Si intitola “Operazione Bologna. 1975-1980: l’inarrestabile onda della strategia della tensione” (ed. Castelvecchi) il nuovo libro di Antonella Beccaria e Cinzia Venturoli che tornano ad occuparsi della strage alla stazione di Bologna, di cui il prossimo 2 agosto ricorre il 44° anniversario, ma sopratutto degli anni che l’hanno preceduta. E nel libro si aggiungono tasselli, alcuni dei quali emersi dalle carte dei processi che si stanno svolgendo in questi anni, che arrivano a modificare quanto si è creduto finora, cioè che la cosiddetta strategia della tensione sia terminata a metà degli anni ’70.
La strage alla stazione di Bologna e la strategia della tensione: in un libro la ricostruzione del periodo precedente all’attentato
«Quando abbiamo cominciato a ideare il libro – racconta Beccaria ai nostri microfoni – volevamo smentire che la strategia della tensione fosse finita nel 1974 con la strage di Brescia e dell’Italicus». Nel prendere in considerazione l’arco temporale che va dal 1975 al 1980, le autrici spiegano perché la strage alla stazione Bologna non sia stata un fulmine a ciel sereno, ma fu preceduta da un’attività preparatoria che porta poi all’attentato vero e proprio.
In particolare, la preparazione della strage si articolò su due piani: da un lato, tra la fine del 1978 e nel 1979 i mandanti e finanziatori iniziano a drenare denaro dal Banco Ambrosiano di Roberto Calvi per destinare quelle risorse a persone che avranno un compito funzionale e organizzativo, anche nel preparare il depistaggio mediatico.
Il secondo piano è militare e operativo e coinvolge direttamente le organizzazioni neofasciste. Dai processi Cavallini e Bellini, che si stanno concludendo in questi mesi, mostrano tutti i movimenti compiuti dalle organizzazioni neofasciste, in particolare con una leva di giovani neofascisti che inizia a farsi notare e le tradizionali organizzazioni eversive, come Ordine Nuovo e Avanguardia Nazionale, che si occupano dell’indottrinamento e della formazione militare dei giovani neofascisti.

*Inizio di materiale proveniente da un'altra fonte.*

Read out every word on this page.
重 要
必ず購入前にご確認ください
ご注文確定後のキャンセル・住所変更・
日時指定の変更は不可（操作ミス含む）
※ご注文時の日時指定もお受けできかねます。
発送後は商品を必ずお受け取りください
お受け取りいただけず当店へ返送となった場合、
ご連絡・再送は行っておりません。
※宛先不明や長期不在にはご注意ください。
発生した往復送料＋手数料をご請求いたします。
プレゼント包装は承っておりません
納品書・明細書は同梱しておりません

Molte delle informazioni che stanno aiutando a chiudere il cerchio per giungere alla piena verità sulla strage alla stazione di Bologna sono emerse proprio dagli ultimi processi, per il cui svolgimento è stato fondamentale il ruolo della Procura di Bologna, che ha avocato a sè un’inchiesta che stava andando verso l’archiviazione, ma prima ancora il lavoro dei consulenti dell’Associazione dei Famigliari delle vittime, che ha lavorato alacremente per mettere in fila i vari tasselli.
Tra questi c’è sicuramente il documento con la scritta “Bologna” trovato addosso a Licio Gelli, capo della P2, al suo momento dell’arresto in Svizzera.
L’obiettivo di quelle stragi, sottolinea Beccaria, era la «trasformazione dell’assetto istituzionale italiano, probabilmente modificandolo verso un premierato forte alla De Gaulle». L’attentato del 2 agosto 1980, in particolare, si configurò proprio come un’operazione militare.
Neofascisti, P2, apparati dello Stato: una rete eversiva i cui collegamenti ora sono più chiari. «Grazie agli ultimi processi noi possiamo raccontare questa storia non più sulla base di deduzioni logiche nell’osservazione del periodo, ma con dati di fatto», sottolinea l’autrice.
A questo punto cosa manca per la composizione totale del puzzle sulla strage alla stazione di Bologna? «Va contestualizzata meglio la situazione politica – conclude Beccaria – Per quanto importante, Gelli era una pedina in tutto questo gioco. Sono stati individuati altri uomini dello Stato che hanno collaborato con lui. Occorre andare a capire quanto la rete delle complicità istituzionali fosse ulteriormente estesa».